Codility 1.1 Iterations BinaryGap

Problem

A binary gap within a positive integer N is any maximal sequence of consecutive zeros that is surrounded by ones at both ends in the binary representation of N.

For example, number 9 has binary representation 1001 and contains a binary gap of length 2. The number 529 has binary representation 1000010001 and contains two binary gaps: one of length 4 and one of length 3. The number 20 has binary representation 10100 and contains one binary gap of length 1. The number 15 has binary representation 1111 and has no binary gaps.

Write a function:

int solution(int N);

that, given a positive integer N, returns the length of its longest binary gap. The function should return 0 if N doesn’t contain a binary gap.

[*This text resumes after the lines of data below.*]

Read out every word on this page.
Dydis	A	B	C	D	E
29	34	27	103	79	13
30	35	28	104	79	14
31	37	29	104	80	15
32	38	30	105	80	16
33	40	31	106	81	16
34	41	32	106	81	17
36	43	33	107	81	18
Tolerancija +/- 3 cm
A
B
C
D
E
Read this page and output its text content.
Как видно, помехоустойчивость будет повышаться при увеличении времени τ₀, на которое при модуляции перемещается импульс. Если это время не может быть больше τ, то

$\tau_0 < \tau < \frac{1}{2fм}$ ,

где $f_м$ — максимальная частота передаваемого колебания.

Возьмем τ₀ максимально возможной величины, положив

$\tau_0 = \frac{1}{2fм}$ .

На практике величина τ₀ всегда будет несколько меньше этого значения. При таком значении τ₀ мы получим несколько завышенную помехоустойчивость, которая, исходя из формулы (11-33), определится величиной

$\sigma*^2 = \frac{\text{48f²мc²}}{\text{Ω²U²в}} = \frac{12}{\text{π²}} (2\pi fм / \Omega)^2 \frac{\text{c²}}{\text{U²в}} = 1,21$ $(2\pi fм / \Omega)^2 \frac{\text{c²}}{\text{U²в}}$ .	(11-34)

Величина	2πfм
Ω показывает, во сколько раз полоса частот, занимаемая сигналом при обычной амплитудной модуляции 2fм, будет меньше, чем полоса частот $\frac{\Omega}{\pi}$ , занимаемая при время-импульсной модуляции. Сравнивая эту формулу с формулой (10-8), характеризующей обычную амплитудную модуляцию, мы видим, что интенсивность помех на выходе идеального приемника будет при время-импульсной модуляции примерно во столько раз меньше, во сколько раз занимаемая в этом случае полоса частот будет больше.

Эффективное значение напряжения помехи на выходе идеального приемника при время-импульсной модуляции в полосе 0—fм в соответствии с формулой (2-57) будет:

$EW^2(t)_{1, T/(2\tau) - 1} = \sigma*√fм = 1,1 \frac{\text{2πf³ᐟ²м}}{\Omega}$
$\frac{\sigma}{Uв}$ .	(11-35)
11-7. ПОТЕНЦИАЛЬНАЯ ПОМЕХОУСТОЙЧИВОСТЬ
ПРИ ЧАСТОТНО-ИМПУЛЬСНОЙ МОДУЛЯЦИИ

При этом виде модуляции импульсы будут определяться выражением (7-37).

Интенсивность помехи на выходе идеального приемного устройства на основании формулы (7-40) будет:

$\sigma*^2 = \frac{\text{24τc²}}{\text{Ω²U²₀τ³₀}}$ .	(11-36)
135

For example, given N = 1041 the function should return 5, because N has binary representation 10000010001 and so its longest binary gap is of length 5.

Assume that:

• N is an integer within the range [1..2,147,483,647].

Complexity:

• expected worst-case time complexity is O(log(N));
• expected worst-case space complexity is O(1).

Solving Process

Every time the digit is 1, bin_counter will be updated and if it is bigger than the previous biggest one, then update it to bin_max. At last, return the bin_max.

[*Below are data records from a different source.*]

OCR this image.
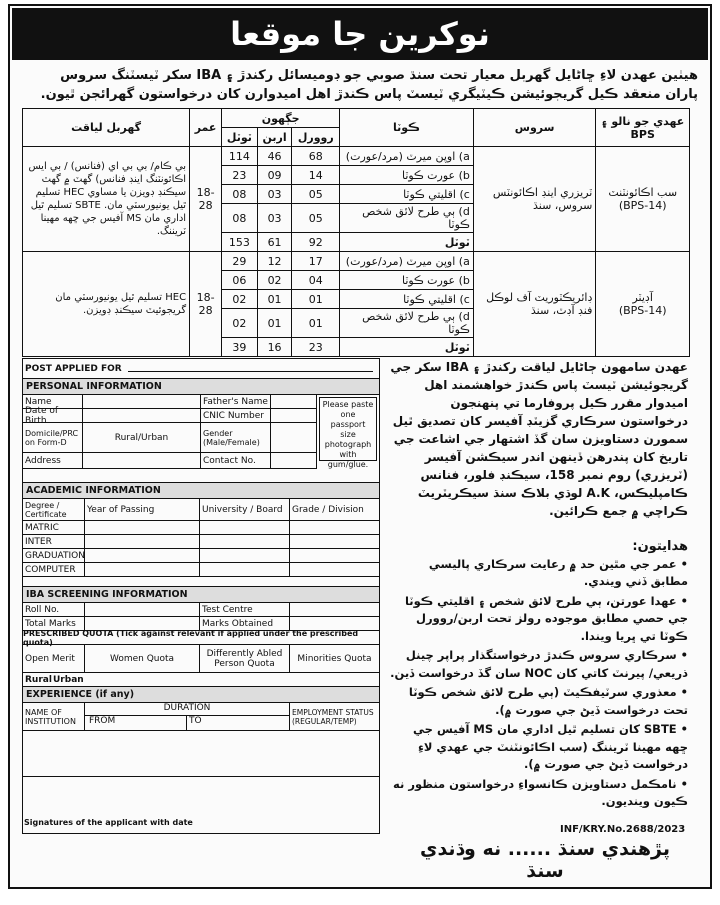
نوکرين جا موقعا
هيٺين عهدن لاءِ ڇاڻايل گهربل معيار تحت سنڌ صوبي جو ڊوميسائل رکندڙ ۽ IBA سکر ٽيسٽنگ سروس پاران منعقد ڪيل گريجوئيشن ڪيٽيگري ٽيسٽ پاس ڪندڙ اهل اميدوارن کان درخواستون گهرائجن ٿيون.
گهربل لياقت	عمر	جڳهون			ڪوٽا	سروس	عهدي جو نالو ۽ BPS
		ٽوٽل	اربن	روورل			
بي ڪام/ بي بي اي (فنانس) / بي ايس اڪائونٽنگ اينڊ فنانس) گهٽ ۾ گهٽ سيڪنڊ ڊويزن يا مساوي HEC تسليم ٿيل يونيورسٽي مان. SBTE تسليم ٿيل اداري مان MS آفيس جي ڇهه مهينا ٽريننگ.	18-28	114	46	68	a) اوپن ميرٽ (مرد/عورت)	ٽريزري اينڊ اڪائونٽس سروس، سنڌ	سب اڪائونٽنٽ
(BPS-14)

		23	09	14	b) عورت ڪوٽا		
		08	03	05	c) اقليتي ڪوٽا		
		08	03	05	d) ٻي طرح لائق شخص ڪوٽا		
		153	61	92	ٽوٽل		
HEC تسليم ٿيل يونيورسٽي مان گريجوئيٽ سيڪنڊ ڊويزن.	18-28	29	12	17	a) اوپن ميرٽ (مرد/عورت)	ڊائريڪٽوريٽ آف لوڪل فنڊ آڊٽ، سنڌ	آڊيٽر
(BPS-14)

		06	02	04	b) عورت ڪوٽا		
		02	01	01	c) اقليتي ڪوٽا		
		02	01	01	d) ٻي طرح لائق شخص ڪوٽا		
		39	16	23	ٽوٽل		
POST APPLIED FOR
PERSONAL INFORMATION
Name	Father's Name
Date of Birth	CNIC Number
Domicile/PRC on Form-D	Rural/Urban	Gender (Male/Female)
Address	Contact No.
Please paste one passport size photograph with gum/glue.
ACADEMIC INFORMATION
Degree / Certificate	Year of Passing	University / Board	Grade / Division
MATRIC
INTER
GRADUATION
COMPUTER
IBA SCREENING INFORMATION
Roll No.	Test Centre
Total Marks	Marks Obtained
PRESCRIBED QUOTA (Tick against relevant if applied under the prescribed quota)
Open Merit	Women Quota	Differently Abled Person Quota	Minorities Quota
Rural Urban
EXPERIENCE (if any)
NAME OF INSTITUTION
DURATION
FROM	TO
EMPLOYMENT STATUS (REGULAR/TEMP)
Signatures of the applicant with date
عهدن سامهون ڄاڻايل لياقت رکندڙ ۽ IBA سکر جي گريجوئيشن ٽيسٽ پاس ڪندڙ خواهشمند اهل اميدوار مقرر ڪيل پروفارما تي پنهنجون درخواستون سرڪاري گزيٽڊ آفيسر کان تصديق ٿيل سمورن دستاويزن سان گڏ اشتهار جي اشاعت جي تاريخ کان پندرهن ڏينهن اندر سيڪشن آفيسر (ٽريزري) روم نمبر 158، سيڪنڊ فلور، فنانس ڪامپليڪس، A.K لوڌي بلاڪ سنڌ سيڪريٽريٽ ڪراچي ۾ جمع ڪرائين.
هدايتون:
• عمر جي مٿين حد ۾ رعايت سرڪاري پاليسي مطابق ڏني ويندي.
• عهدا عورتن، ٻي طرح لائق شخص ۽ اقليتي ڪوٽا جي حصي مطابق موجوده رولز تحت اربن/روورل ڪوٽا تي ڀريا ويندا.
• سرڪاري سروس ڪندڙ درخواستگذار پراپر چينل ذريعي/ پيرنٽ کاتي کان NOC سان گڏ درخواست ڏين.
• معذوري سرٽيفڪيٽ (ٻي طرح لائق شخص ڪوٽا تحت درخواست ڏيڻ جي صورت ۾).
• SBTE کان تسليم ٿيل اداري مان MS آفيس جي ڇهه مهينا ٽريننگ (سب اڪائونٽنٽ جي عهدي لاءِ درخواست ڏيڻ جي صورت ۾).
• نامڪمل دستاويزن ڪانسواءِ درخواستون منظور نه ڪيون وينديون.
INF/KRY.No.2688/2023
پڙهندي سنڌ ...... نه وڌندي سنڌ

Imagine a child recording a jump of a frog(0) without a stop(1). This is as easy as that as long as we know how to process a number to binary number, which is str(bin(N))[2:].

Code Solution(mine)

def solution(N):     
     bin_rep = str(bin(N))[2:]
     bin_gap = False
     bin_max = 0
     bin_counter = 0
     for symbol in bin_rep:
         if symbol == '1':
             if bin_max < bin_counter:
                 bin_max = bin_counter
             bin_gap = True
             bin_counter = 0
         elif bin_gap:
             bin_counter += 1
     return bin_max

Big-O Calculation

def solution(N):     
     bin_rep = str(bin(N))[2:]   # Constant 1
     bin_gap = False             
     bin_max = 0                 
     bin_counter = 0             
     for symbol in bin_rep:      # Constant N
         if symbol == '1':
             if bin_max < bin_counter:
                 bin_max = bin_counter
             bin_gap = True
             bin_counter = 0
         elif bin_gap:
             bin_counter += 1
     return bin_max
## O(N)

Other People’s code solution

def solution(N):
  return len(max(bin(N)[2:].strip('0').strip('1').split('1')))
# O(N)

Learning Points

• strip(str) and split(str) functions can be used for the string manipulation.